NPCR prevalence proportions
NPCR prevalence proportions were calculated for each combination of age, sex, and race and ethnicity group. For this section of the report, race and ethnicity were categorized as:
- Non-Hispanic White. Cases with unknown race were combined with White race.
- Non-Hispanic Black.
- Non-Hispanic, Indian Health Service-linked American Indian and Alaska Native.
- Non-Hispanic Asian and Pacific Islander.
- Hispanic.
Cancer prevalence counts for the U.S. population
Cancer prevalence counts for the U.S. population as of January 1, 2021, were estimated by multiplying the age-, sex-, and race and ethnicity-specific NPCR prevalence proportions by the corresponding U.S. population estimates. The U.S. population estimates are based on the average of the 2020 and 2021 population estimates from the U.S. Census Bureau. The sum of the counts by race and ethnicity was used to estimate the U.S. cancer prevalence counts for all races combined.3 Cancer prevalence counts and percentages for each of the 43 states by sex and by race and ethnicity were estimated directly in SEER*Stat.
Prevalence percentage
Prevalence percentage is the percentage of the population alive with cancer. The U.S. prevalence percentage estimates are based on the states included in the analysis.

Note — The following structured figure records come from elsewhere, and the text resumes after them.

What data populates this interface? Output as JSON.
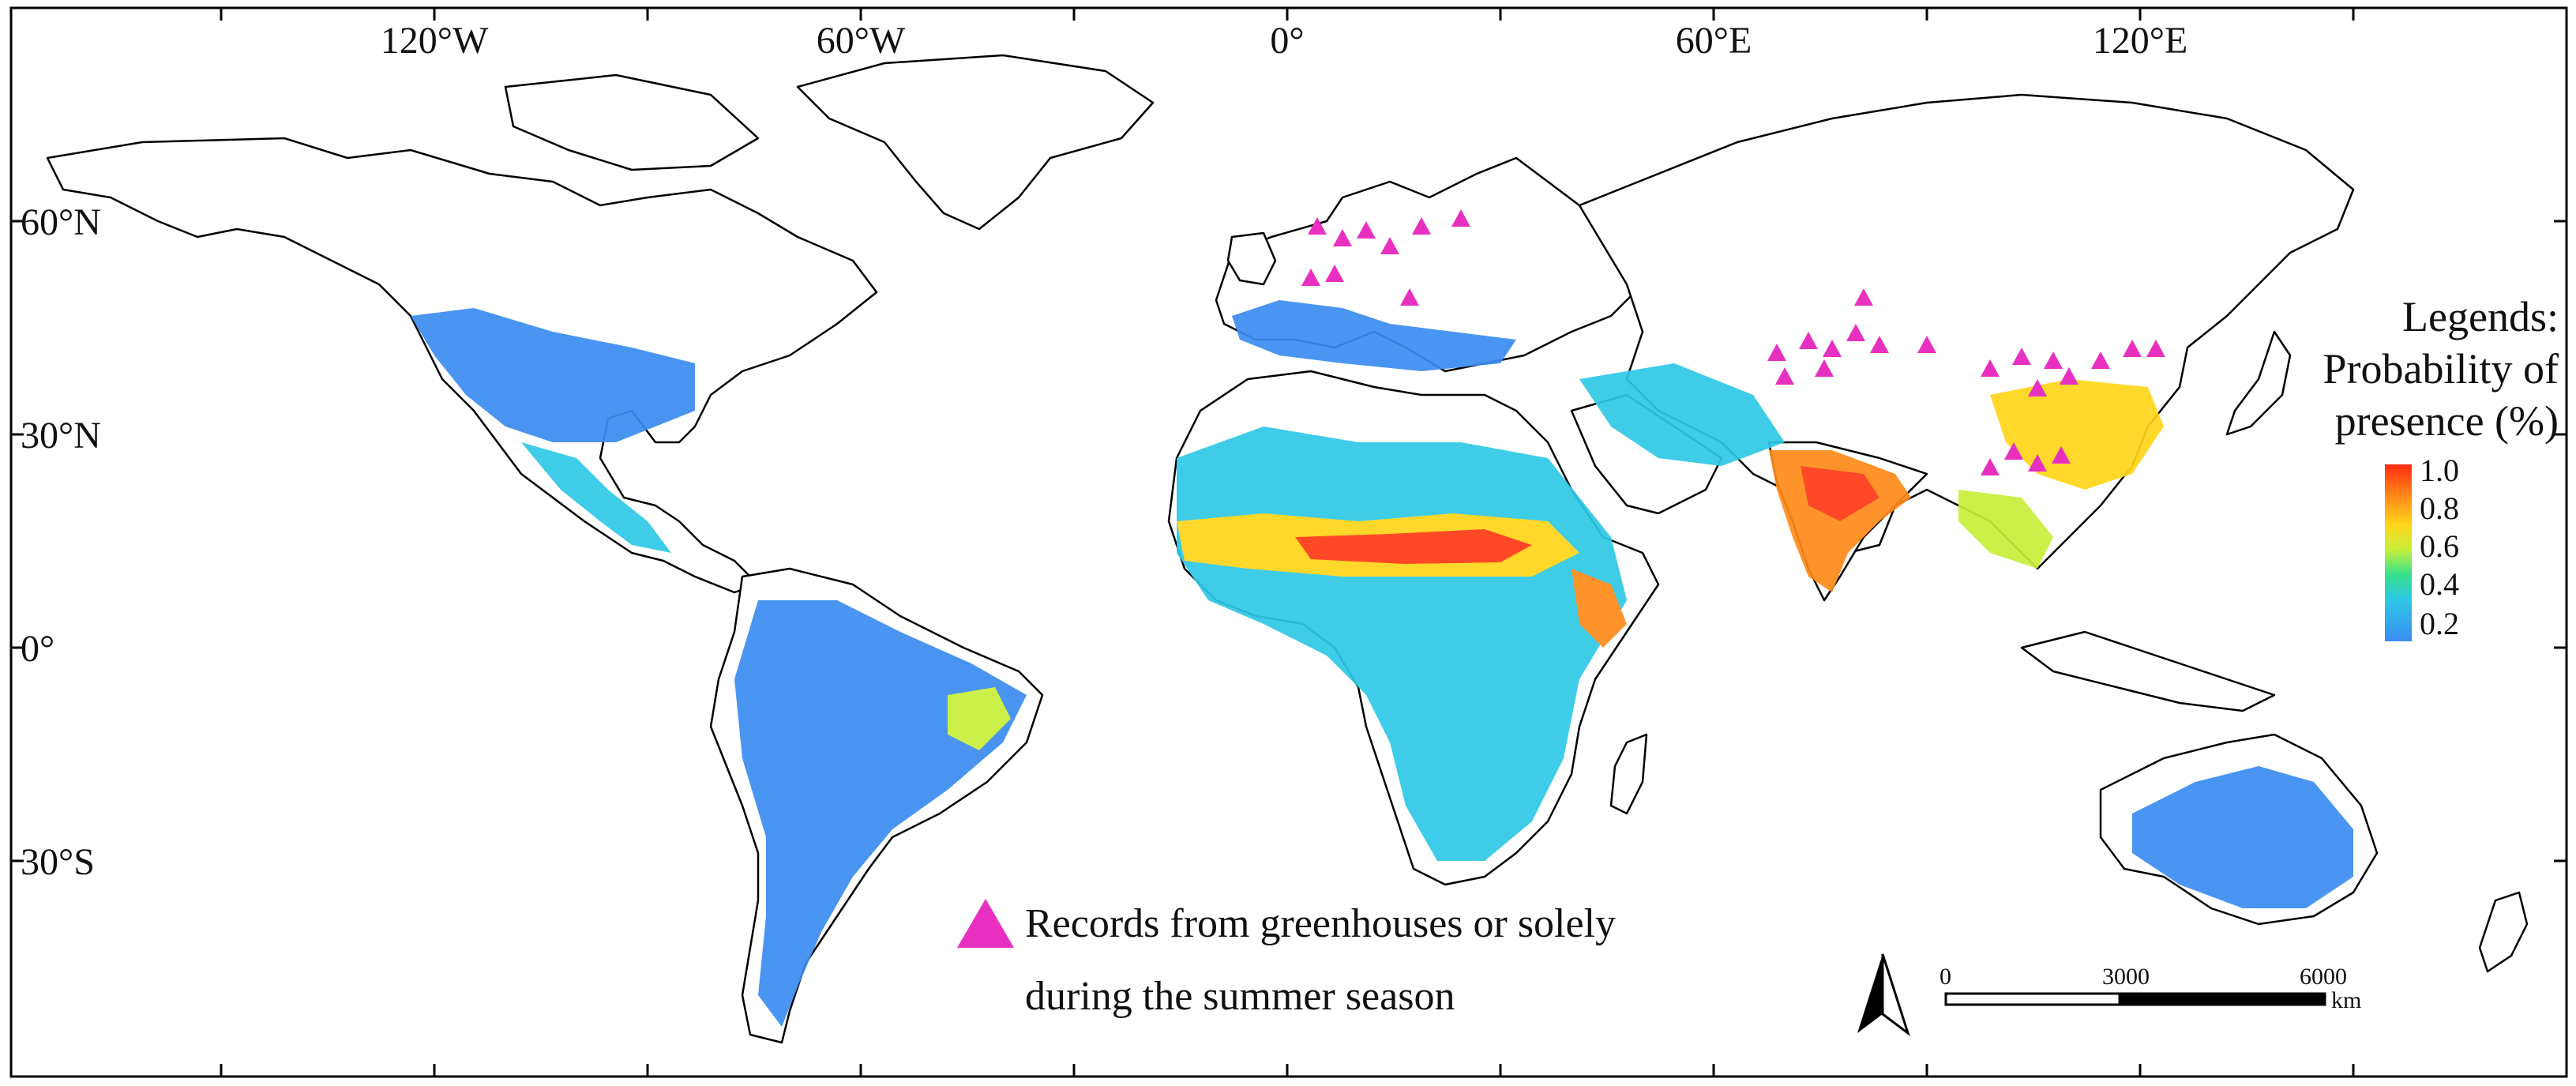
{
  "map": {
    "longitude_labels": [
      "120°W",
      "60°W",
      "0°",
      "60°E",
      "120°E"
    ],
    "latitude_labels": [
      "60°N",
      "30°N",
      "0°",
      "30°S"
    ],
    "legend": {
      "heading": "Legends:",
      "title_line1": "Probability of",
      "title_line2": "presence (%)",
      "ticks": [
        "1.0",
        "0.8",
        "0.6",
        "0.4",
        "0.2"
      ],
      "ramp_colors": [
        "#ff2a10",
        "#ff8a1a",
        "#ffd51a",
        "#c8ef3a",
        "#39e08a",
        "#2ec8e6",
        "#3a8cf0"
      ]
    },
    "records_marker": {
      "color": "#e830c0",
      "label_line1": "Records from greenhouses or solely",
      "label_line2": "during the summer season"
    },
    "scale_bar": {
      "ticks": [
        "0",
        "3000",
        "6000"
      ],
      "unit": "km"
    },
    "north_arrow": "north-arrow-icon"
  }
}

- National Program of Cancer Registries SEER*Stat Database: NPCR Prevalence Analytic file 2001–2020 (43 NPCR central cancer registries). United States Department of Health and Human Services, Centers for Disease Control and Prevention. Released June 2024, based on the 2023 submission.
- Surveillance Research Program, National Cancer Institute SEER*Stat software version 8.4.
- Gail MH, Kessler L, Midthune D, Scoppa S. Two approaches for estimating disease prevalence from population-based registries of incidence and total mortality. Biometrics. 1999;55(4):1137–1144.